Let’s consider a fast-growing B2B services company with multiple national offices. When we consider structuring the accounting department for optimizing cash flow management, we encounter multiple questions. For example, where should the gatekeeper of Accounts Receivable and Accounts Payable be located? Does it make sense to have a single location processing all invoices, streamlining the process, and eliminating redundancies, or should local offices manage their own customers’ receivables and lean on their local relationships with customers and vendors? A similar matter emerges with managing company information systems, where again we debate the metrics of centralization versus developing competency at each office.
In the meantime, another aspect of the problem: the management team may perform best with the way things were done in the past. In these cases, it’s important to consider the repercussions on strategy and culture – in addition to the bottom line – that changing the company structure could bring about. Depending on the situation, it may or may not be worth the disruption.
Balancing Bolt-On Best Practices
This conundrum becomes even more complicated when platform companies do bolt-on transactions with the aid and capital of private equity sponsors. Best practices call for the acquired company’s legacy system and procedures to be upgraded to match the platform company’s. In this situation, “destabilizing revolutionary change” may fit the bill in order to ensure a successful integration.
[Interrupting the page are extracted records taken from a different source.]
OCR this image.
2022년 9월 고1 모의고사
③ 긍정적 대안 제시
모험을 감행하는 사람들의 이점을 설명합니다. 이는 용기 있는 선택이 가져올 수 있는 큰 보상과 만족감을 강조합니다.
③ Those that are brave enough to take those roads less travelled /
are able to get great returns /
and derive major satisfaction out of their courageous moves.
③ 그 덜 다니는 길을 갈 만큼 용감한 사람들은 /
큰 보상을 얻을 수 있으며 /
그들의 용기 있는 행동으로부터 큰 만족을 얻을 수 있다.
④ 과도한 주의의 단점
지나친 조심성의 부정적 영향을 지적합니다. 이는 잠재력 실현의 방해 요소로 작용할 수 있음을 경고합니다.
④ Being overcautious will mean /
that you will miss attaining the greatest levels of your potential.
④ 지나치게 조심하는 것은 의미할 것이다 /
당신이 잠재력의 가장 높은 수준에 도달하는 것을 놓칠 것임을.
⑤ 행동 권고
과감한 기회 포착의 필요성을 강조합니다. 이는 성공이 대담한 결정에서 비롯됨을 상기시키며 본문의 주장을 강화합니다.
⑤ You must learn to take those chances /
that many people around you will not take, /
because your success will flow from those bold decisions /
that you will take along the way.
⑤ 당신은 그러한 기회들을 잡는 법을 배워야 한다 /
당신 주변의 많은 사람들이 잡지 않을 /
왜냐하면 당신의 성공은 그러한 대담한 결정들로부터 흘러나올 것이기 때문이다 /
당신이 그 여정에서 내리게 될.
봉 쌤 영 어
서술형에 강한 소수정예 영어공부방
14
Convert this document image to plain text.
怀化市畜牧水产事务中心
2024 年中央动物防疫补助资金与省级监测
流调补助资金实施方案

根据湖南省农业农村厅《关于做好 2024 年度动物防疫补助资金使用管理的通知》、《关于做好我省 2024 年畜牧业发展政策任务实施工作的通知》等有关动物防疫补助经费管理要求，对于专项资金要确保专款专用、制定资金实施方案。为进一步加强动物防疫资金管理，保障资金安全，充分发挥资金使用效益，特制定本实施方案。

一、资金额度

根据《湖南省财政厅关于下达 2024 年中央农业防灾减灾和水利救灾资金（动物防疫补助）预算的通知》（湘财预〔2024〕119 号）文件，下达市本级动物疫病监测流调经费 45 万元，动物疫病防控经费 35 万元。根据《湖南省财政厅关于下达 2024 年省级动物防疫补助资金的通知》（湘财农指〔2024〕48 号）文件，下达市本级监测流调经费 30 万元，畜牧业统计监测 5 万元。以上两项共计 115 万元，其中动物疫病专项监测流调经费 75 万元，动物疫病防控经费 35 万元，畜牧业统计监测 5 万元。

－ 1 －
Successful private equity firms can employ a few tactics to implement these changes:
- Plan ahead.
A 100-day plan is always a good start in private equity bolt-on acquisitions. A plan with categorized action items, detailed implementation strategy, and necessary steps to achieve them should always be prepared in the early deal process. Some of the key features of a good plan (per each action item) include: involved organizations and responsible leaders, achievable milestone dates, clear goals or visible impact (e.g., economic, organizational), and follow-up protocol for multiple-step items. It is important to let the management of the platform company and the acquired company communicate from an early stage to create a reliable and realistic plan, rather than something last-minute and over-ambitious.
- Implement a people-based solution.
The lower middle market necessitates nuance and flexibility in the action plan, whether related to management issues such as personal ego and management style, succession matters, divisions between family members, and estate planning, or to business issues such as customer concentration, lower economies of scale, unsophisticated IT solutions, unique payment terms, and others relevant ones in small business. Many companies have typically been run by family members, who are talented, smart, and successful leaders but may not have formal business education. Moreover, post-close changes may require support from multiple organizational layers. Therefore, creating a proper incentive plan matters. Consider setting the management team’s bonus and awards not just on earnings but also on qualitative criteria such as team success and well-executed transition plans. Finding a right balance between different criteria is also critical.
Working with the right partner makes all the difference in the lower middle market. Good private equity managers have learned, sometimes the hard way, the best way to solve problems from their previous investments. The best way to find a great private equity partner is to look at their portfolio companies. Track their performance to date; talk to a management team member of a current or former portfolio company; search for related information in middle market M&A and private equity communities. Great private equity managers know that building a great, lasting enterprise is not always easy, but they are nevertheless excited by the challenge.